We didn’t have the answers and no one has all the answers, there is no best practice, we were writing the rules as we went along. So with that as the premise the culture from day one was try, move fast, we believe the philosophy is do ten things. Get 6 or 7 right, then we’re doing well. The key is when those 3 or 4 things go wrong just change tack fast, don’t worry about what went wrong or who was to blame, just keep on going ahead.
Going from 5 years ago we just had this crazy idea, starting it up and now we’re actually moderately successful. We’re planning an IPO because we want more money and more capital to grow.
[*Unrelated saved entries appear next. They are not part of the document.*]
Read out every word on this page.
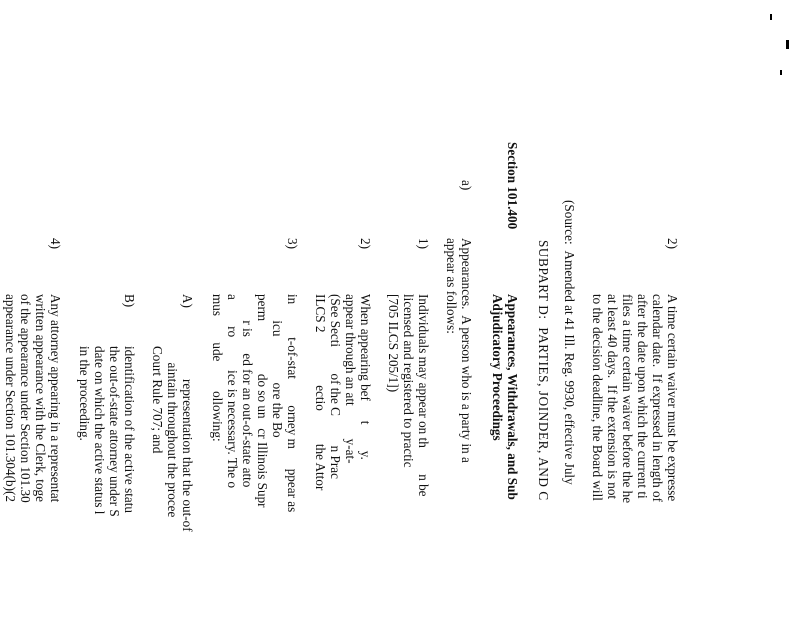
2)
A time certain waiver must be expresse
calendar date.  If expressed in length of
after the date upon which the current ti
files a time certain waiver before the he
at least 40 days.  If the extension is not
to the decision deadline, the Board will
(Source:  Amended at 41 Ill. Reg. 9930, effective July
SUBPART D:  PARTIES, JOINDER, AND C
Section 101.400
Appearances, Withdrawals, and Sub
Adjudicatory Proceedings
a)
Appearances.  A person who is a party in a
appear as follows:
1)
Individuals may appear on th        n be
licensed and registered to practic
[705 ILCS 205/1])
2)
When appearing bef      t        y.
appear through an att          y-at-
(See Secti        of the C         n Prac
ILCS 2                ectio          the Attor
3)
in          t-of-stat        orney m      ppear as
icu              ore the Bo
perm                do so un   cr Illinois Supr
r is     ed for an out-of-state atto
a        ro          ice is necessary. The o
mus        ude         ollowing:
A)
representation that the out-of
aintain throughout the procee
Court Rule 707; and
B)
identification of the active statu
the out-of-state attorney under S
date on which the active status l
in the proceeding.
4)
Any attorney appearing in a representat
written appearance with the Clerk, toge
of the appearance under Section 101.30
appearance under Section 101.304(b)(2
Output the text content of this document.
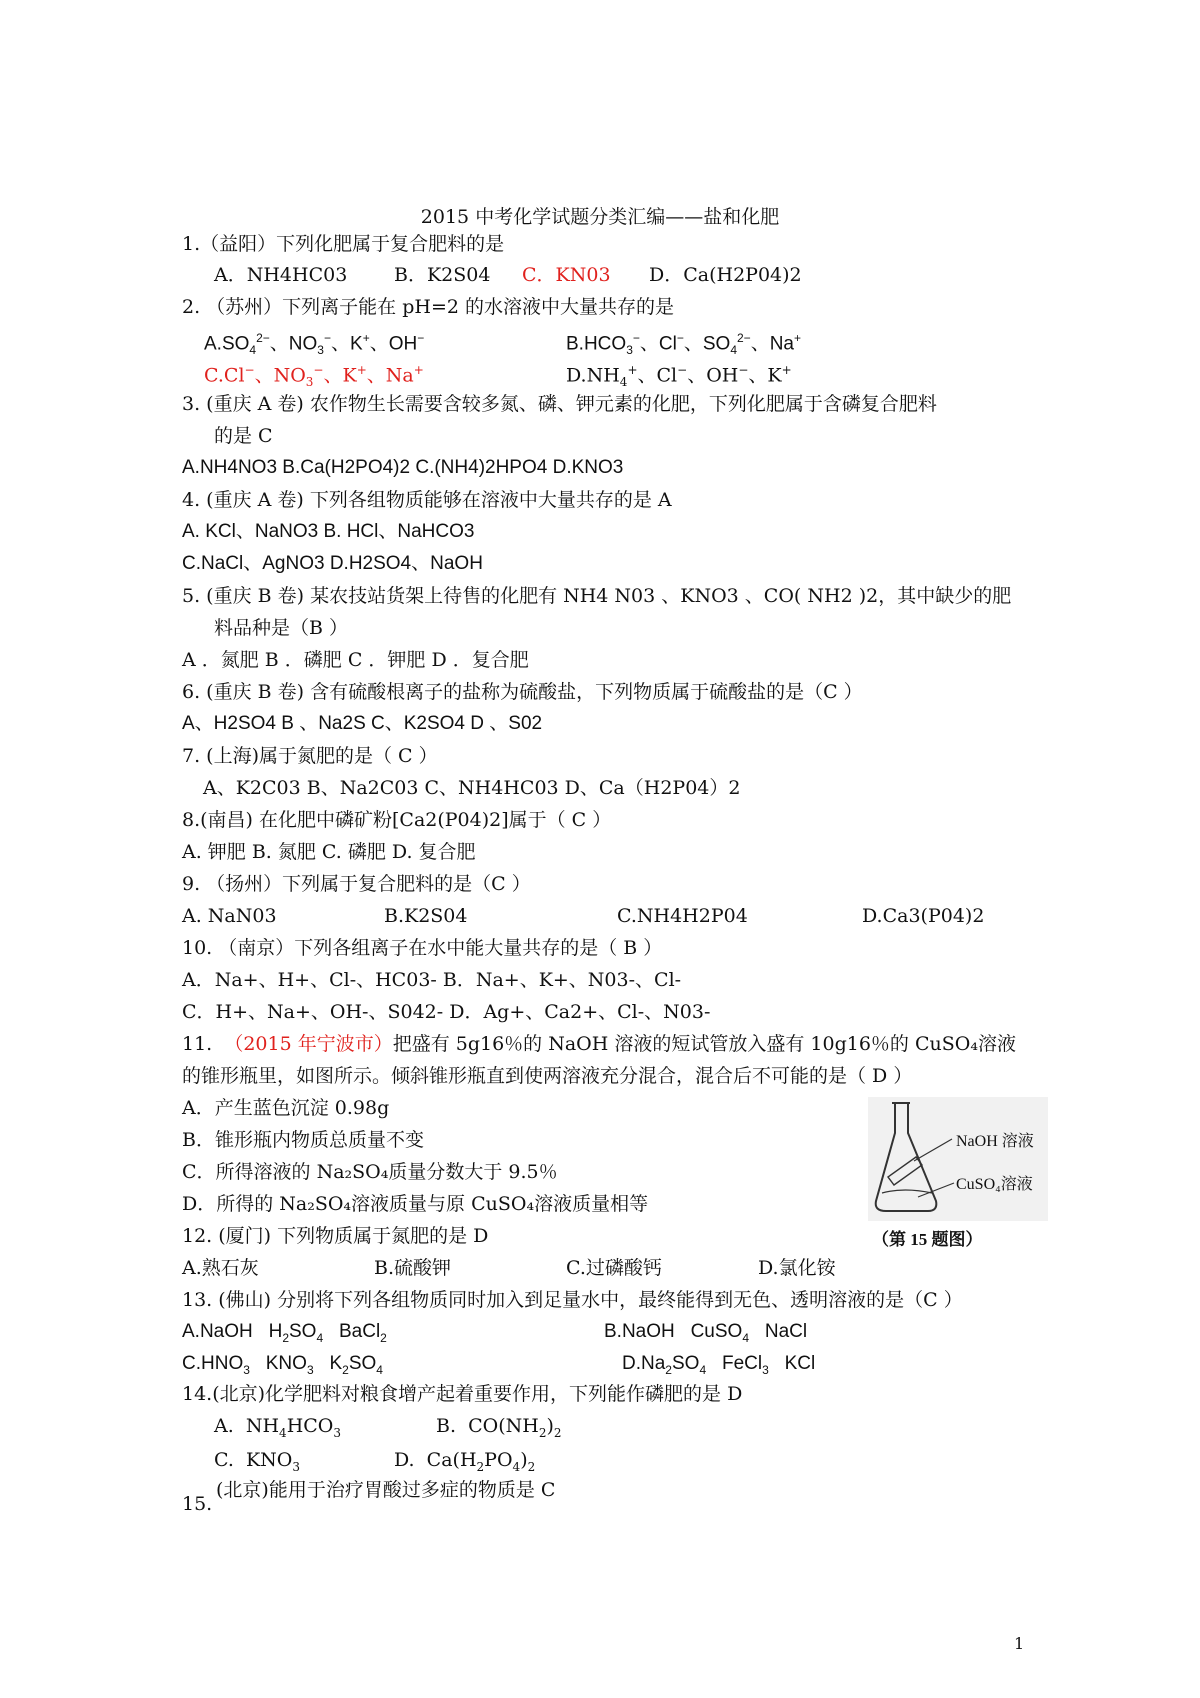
2015 中考化学试题分类汇编——盐和化肥
1.（益阳）下列化肥属于复合肥料的是
A．NH4HC03 B．K2S04 C．KN03 D．Ca(H2P04)2
2. （苏州）下列离子能在 pH=2 的水溶液中大量共存的是
$A.SO_4^{2-}$、$NO_3^-$、K+、OH−	$B.HCO_3^-$、Cl−、$SO_4^{2-}$、Na+
C.Cl−、$NO_3^-$、K+、Na+	$D.NH_4^+$、Cl−、OH−、K+
3. (重庆 A 卷) 农作物生长需要含较多氮、磷、钾元素的化肥，下列化肥属于含磷复合肥料
的是 C
A.NH4NO3 B.Ca(H2PO4)2 C.(NH4)2HPO4 D.KNO3
4. (重庆 A 卷) 下列各组物质能够在溶液中大量共存的是 A
A. KCl、NaNO3 B. HCl、NaHCO3
C.NaCl、AgNO3 D.H2SO4、NaOH
5. (重庆 B 卷) 某农技站货架上待售的化肥有 NH4 N03 、KNO3 、CO( NH2 )2，其中缺少的肥
料品种是（B ）
A ．氮肥 B ．磷肥 C ．钾肥 D ．复合肥
6. (重庆 B 卷) 含有硫酸根离子的盐称为硫酸盐，下列物质属于硫酸盐的是（C ）
A、H2SO4 B 、Na2S C、K2SO4 D 、S02
7. (上海)属于氮肥的是（ C ）
A、K2C03 B、Na2C03 C、NH4HC03 D、Ca（H2P04）2
8.(南昌) 在化肥中磷矿粉[Ca2(P04)2]属于（ C ）
A. 钾肥 B. 氮肥 C. 磷肥 D. 复合肥
9. （扬州）下列属于复合肥料的是（C ）
A. NaN03	B.K2S04	C.NH4H2P04	D.Ca3(P04)2
10. （南京）下列各组离子在水中能大量共存的是（ B ）
A．Na+、H+、Cl-、HC03- B．Na+、K+、N03-、Cl-
C．H+、Na+、OH-、S042- D．Ag+、Ca2+、Cl-、N03-
11. （2015 年宁波市）把盛有 5g16％的 NaOH 溶液的短试管放入盛有 10g16％的 CuSO₄溶液
的锥形瓶里，如图所示。倾斜锥形瓶直到使两溶液充分混合，混合后不可能的是（ D ）
A．产生蓝色沉淀 0.98g
B．锥形瓶内物质总质量不变
C．所得溶液的 Na₂SO₄质量分数大于 9.5％
D．所得的 Na₂SO₄溶液质量与原 CuSO₄溶液质量相等
NaOH 溶液
CuSO₄溶液
（第 15 题图）
12. (厦门) 下列物质属于氮肥的是 D
A.熟石灰	B.硫酸钾	C.过磷酸钙	D.氯化铵
13. (佛山) 分别将下列各组物质同时加入到足量水中，最终能得到无色、透明溶液的是（C ）
A.NaOH   $H_2SO_4$   BaCl$_2$	B.NaOH   CuSO$_4$   NaCl
$C.HNO_3$   $KNO_3$   $K_2SO_4$	$D.Na_2SO_4$   FeCl$_3$   KCl
14.(北京)化学肥料对粮食增产起着重要作用，下列能作磷肥的是 D
A.  $NH_4HCO_3$	B.  $CO(NH_2)_2$
C.  $KNO_3$	D.  $Ca(H_2PO_4)_2$
15.
(北京)能用于治疗胃酸过多症的物质是 C
1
And suddenly we now have to think about how we have to behave as a public listed company.
The PWC people are coming in and saying you have to have a risk management system. It sets this tone whereby we have to identify our risks and then figure out how we mitigate it, it forces you to think about commonality or conformity with how other people do it. One of the big risks that the PWC people bring up is oil prices. We then thought that the answer isn’t so much about whether you hedge or not because you might gain plus or minus 5-10%, but can you radically change the amount of fuel you burn per passenger? So we focused on a whole bunch of unique initiatives towards efficiency. Today for example at AirAsia X I don’t know of any other airline that runs at 2.1litres per seat per 100 kilometers. So if you fly Air Asia X you’re burning less carbon than a Toyota Prius.
It’s interesting because as a leader I feel the one thing that really keeps me up at night is figuring out how do you keep that unique culture of being open and being willing to accept and question, alive. I worry about that so much more than I do about any of the other external stuff, the oil prices, the global financial crisis and all the rest because that is just about circumstance and if we out exude the competition and deal with it. But our ability to out exude the competition means we always have to be this nimble and adjusting and while it works while we’re a smaller team how do we scale that up? Especially once we start becoming global.